Big Ten libraries begin creating shared collection

Library leaders in the Big Ten Academic Alliance, including University of Minnesota’s Wendy Lougee, outlined this goal in a statement released earlier this semester.

Sophomore+Bradley+Hartwyk+works+on+an+assignment+in+Walter+Library+on+Friday%2C+Oct.+26.

Mrunal Zambre

Sophomore Bradley Hartwyk works on an assignment in Walter Library on Friday, Oct. 26.

Niamh Coomey

This year, Big Ten university libraries have begun work on creating a more collective system of books across institutions, including the University of Minnesota. 

Earlier this semester, library leaders within the Big Ten Academic Alliance released a statement outlining their intent to create a more coordinated and accessible system of shared library materials. Members of the BTAA are now in the early stages of working on the project. 

“Going forward, we will orient our collective actions around the challenges and opportunities that come with interdependence and will implement the necessary systems, policies and services needed to create an integrated user experience of the networked collections, from discovery to delivery,” the statement reads. 

University Librarian and Dean of Libraries Wendy Pradt Lougee, who also chairs the BTAA library directors and deans group, emphasized that libraries will continue to expand on their own collections. This effort will simply increase collaboration between the libraries. 

“Individual libraries will continue to offer distinctive collections and services focused on local needs, but enabling a networked approach will ensure the collective good, leveraging all of the remarkable libraries’ collections of the Big Ten institutions,” the statement reads.

A report by the Online Computer Library Center in collaboration with the BTAA earlier this year suggested three action areas for the project going forward: policy, content and technology. 

The BTAA has formed committees around those three distinct areas to discuss how to move forward with this project, Lougee said. 

Lougee also noted that in recent years there has been a growing number of requests from University community members for books from different institutions. 

While there are borrowing systems currently in place, the BTAA will work to make them easier to use, Lougee said. 

“On the one hand we do a lot with our collections to share them, and then on the other hand we wanted to figure out how to make them more accessible,” she said.

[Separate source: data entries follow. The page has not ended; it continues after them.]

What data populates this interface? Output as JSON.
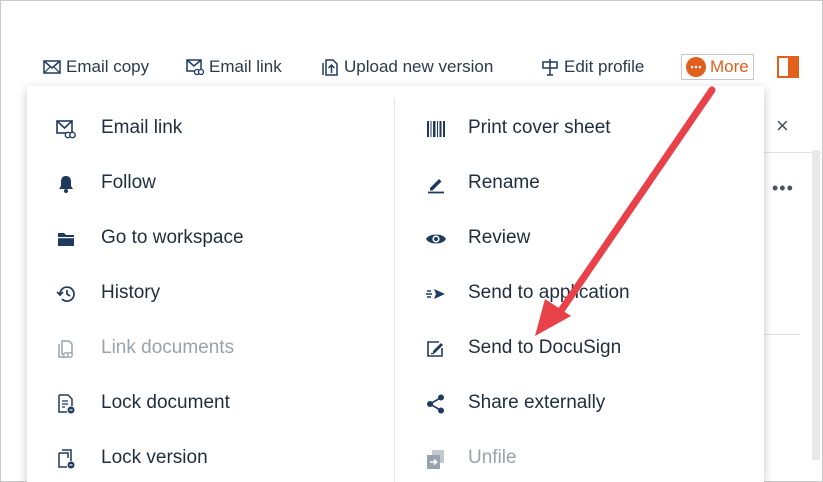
{
  "toolbar": {
    "email_copy": "Email copy",
    "email_link": "Email link",
    "upload_new_version": "Upload new version",
    "edit_profile": "Edit profile",
    "more": "More"
  },
  "panel": {
    "close_glyph": "×",
    "kebab_glyph": "•••"
  },
  "menu": {
    "left": [
      {
        "label": "Email link",
        "icon": "email-link-icon",
        "disabled": false
      },
      {
        "label": "Follow",
        "icon": "bell-icon",
        "disabled": false
      },
      {
        "label": "Go to workspace",
        "icon": "folder-icon",
        "disabled": false
      },
      {
        "label": "History",
        "icon": "history-icon",
        "disabled": false
      },
      {
        "label": "Link documents",
        "icon": "link-documents-icon",
        "disabled": true
      },
      {
        "label": "Lock document",
        "icon": "lock-document-icon",
        "disabled": false
      },
      {
        "label": "Lock version",
        "icon": "lock-version-icon",
        "disabled": false
      }
    ],
    "right": [
      {
        "label": "Print cover sheet",
        "icon": "barcode-icon",
        "disabled": false
      },
      {
        "label": "Rename",
        "icon": "pencil-icon",
        "disabled": false
      },
      {
        "label": "Review",
        "icon": "eye-icon",
        "disabled": false
      },
      {
        "label": "Send to application",
        "icon": "send-arrow-icon",
        "disabled": false
      },
      {
        "label": "Send to DocuSign",
        "icon": "docusign-icon",
        "disabled": false
      },
      {
        "label": "Share externally",
        "icon": "share-icon",
        "disabled": false
      },
      {
        "label": "Unfile",
        "icon": "unfile-icon",
        "disabled": true
      }
    ]
  },
  "colors": {
    "accent": "#e0601c",
    "text": "#1f2d3d",
    "icon": "#1f3a5f",
    "disabled": "#9aa3ad",
    "arrow": "#e8414a"
  }
}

Kristi Jensen, program development lead for the e-learning support initiative at the University, said because institutions often use different platforms to catalogue library materials, it can be difficult to communicate collections between libraries.

“One of the challenges is creating a place where all of that information is available in a way that’s really useful and that it’s … easy for users to go and find,” Jensen said.

One of the tasks of the initiatives will be advancing technological systems to create more cohesion between the libraries, Lougee said.

“It’s just taking the bumps out of the road and making the systems talk to one another,” she said.

Having enough physical space for books within university libraries is often an issue, Jensen said.

With changing spaces in University libraries, such as the collaboration area in Wilson Library, book collections often need to be moved around, Lougee said.

The partnership would allow libraries to depend on other institutions if they do not have room for certain materials. 

The project would also include analysis of current collections to see where there are duplicates of certain books, and what the optimal distribution of books between different libraries is, Lougee said.

The process has only just begun, however, she emphasized.

“Hopefully in not too distant time, they’ll begin to see some action and some benefits for everybody,” Lougee said.